Was mein Leben reicher macht

Männerskiausflug nach Südtirol. Ein Freund, meine beiden erwach­senen Söhne und ich. In einem kleinen Hotel empfängt uns der Seniorchef (er ist 86) und sagt: »Do host aber zwoa fesche Burschn.« Mir wird warm ums Herz.

Manfred Römer, Eislingen

 

Was mein Leben reicher macht

An einem sonnigen Vorfrühlings­morgen zu unserer Schulbaustelle zu fahren und zu sehen, wie das neue Gebäude durch die Ideen und Hände vieler engagierter Menschen an Form gewinnt.

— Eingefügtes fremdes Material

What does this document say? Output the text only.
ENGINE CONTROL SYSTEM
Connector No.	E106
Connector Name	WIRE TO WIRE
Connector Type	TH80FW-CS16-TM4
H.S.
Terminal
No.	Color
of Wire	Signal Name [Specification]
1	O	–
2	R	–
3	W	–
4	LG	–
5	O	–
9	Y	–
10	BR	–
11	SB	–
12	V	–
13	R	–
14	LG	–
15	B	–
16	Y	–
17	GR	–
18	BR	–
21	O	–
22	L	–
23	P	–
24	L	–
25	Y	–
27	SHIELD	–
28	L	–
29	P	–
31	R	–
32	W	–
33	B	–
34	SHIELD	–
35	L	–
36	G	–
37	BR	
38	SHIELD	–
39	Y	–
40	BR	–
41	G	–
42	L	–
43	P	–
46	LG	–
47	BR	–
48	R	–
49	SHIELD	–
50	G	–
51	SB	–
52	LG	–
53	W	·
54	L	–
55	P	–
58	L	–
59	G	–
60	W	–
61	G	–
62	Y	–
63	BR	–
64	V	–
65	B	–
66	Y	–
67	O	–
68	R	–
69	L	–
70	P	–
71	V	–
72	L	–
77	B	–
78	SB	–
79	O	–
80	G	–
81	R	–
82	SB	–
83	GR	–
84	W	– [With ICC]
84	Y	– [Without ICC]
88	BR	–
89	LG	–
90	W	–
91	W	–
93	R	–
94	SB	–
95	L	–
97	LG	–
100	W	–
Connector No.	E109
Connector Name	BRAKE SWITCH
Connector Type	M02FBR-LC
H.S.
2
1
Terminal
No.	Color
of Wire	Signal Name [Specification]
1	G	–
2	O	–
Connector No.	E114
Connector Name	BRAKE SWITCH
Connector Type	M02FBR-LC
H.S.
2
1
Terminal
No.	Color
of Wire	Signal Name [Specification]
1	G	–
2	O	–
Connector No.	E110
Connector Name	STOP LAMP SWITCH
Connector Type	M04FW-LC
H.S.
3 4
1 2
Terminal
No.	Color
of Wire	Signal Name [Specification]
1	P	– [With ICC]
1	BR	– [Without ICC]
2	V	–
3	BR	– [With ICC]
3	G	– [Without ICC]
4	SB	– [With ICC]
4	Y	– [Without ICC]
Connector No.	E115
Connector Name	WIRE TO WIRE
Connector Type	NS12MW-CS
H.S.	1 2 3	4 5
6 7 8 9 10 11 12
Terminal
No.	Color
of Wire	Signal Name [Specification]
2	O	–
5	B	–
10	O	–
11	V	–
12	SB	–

Beatrice Mainz, Taunusstein

 

Zeitsprung

Das schwarz­weiße Foto stammt aus dem Jahr 1976 und zeigt meine Frau Maria mit unserer Tochter Lisa an einem See im Wendland. Dort hatten wir uns mit sieben anderen Leuten damals einen Bauernhofgekauft, damit unsere Kinder auch das Landleben kennenlernen konnten. Nach der Wende erschlossen sich uns neue Nah­erholungsgebiete, und so zeigt das Farbfoto aus dem Jahr 2010 Lisa mit ihrer Tochter Emilia auf dem Darß an der Ostsee. Auch technisch übrigens ein Zeitsprung: Das Schwarz-­Weiß Foto wurde mit der Spiegel­reflexkamera aufgenommen, der Film in der eigenen Dunkelkammer – das heißt: in der Speisekammer unserer großen Altbauwoh­nung entwickelt und abgezogen. Das Farbfoto kommt aus einer Digitalkamera.

Clemens Tembrink, Berlin

 

Was mein Leben reicher macht

Meine 81­jährige Oma anrufen und hören, was für tolle Ketten sie wieder gefädelt hat, obwohl sie sich bei einem Sturz beide Handgelen­ke gebrochen hat. Sie fragt mich, ob ich ihr online vielleicht noch dicke weiße Perlen für ein Armband mit passender Kette bestellen kann. Hoffentlich noch 100 000 Mal!
Corinna Michel, Marburg

 

Was mein Leben reicher macht

Westfalenstadion. Vor dem Spiel sammeln die Pfandsammler wieder Flaschen und Dosen ein. Wir ha­ben seit Jahren unseren Stamm­sammler Micha. Flaschen abgelie­fert, kurzes Gespräch über das Spiel. Dann wühlt er in seinem Wagen. Es gibt eine volle Flasche Bier für jeden von uns. Ein Ge­schenk, das von Herzen kommt.
Jonas Hagedorn, Dortmund

 

Kritzelei der Woche

Frühmorgens, auf dem Weg zur Arbeit, in Bahn und Bus, trifft man schon auf mun­tere Leute. Ihre modische Erscheinung weckt einen aus der eigenen Verschlafenheit – ein willkommener Tagesbeginn. Wenn man dann zeitig genug im Büro eintrifft, noch niemand anruft oder reinkommt, dann lässt sich das eben Gesehene in Ruhe aufkritzeln. Was für ein schöner Start in den Arbeitstag!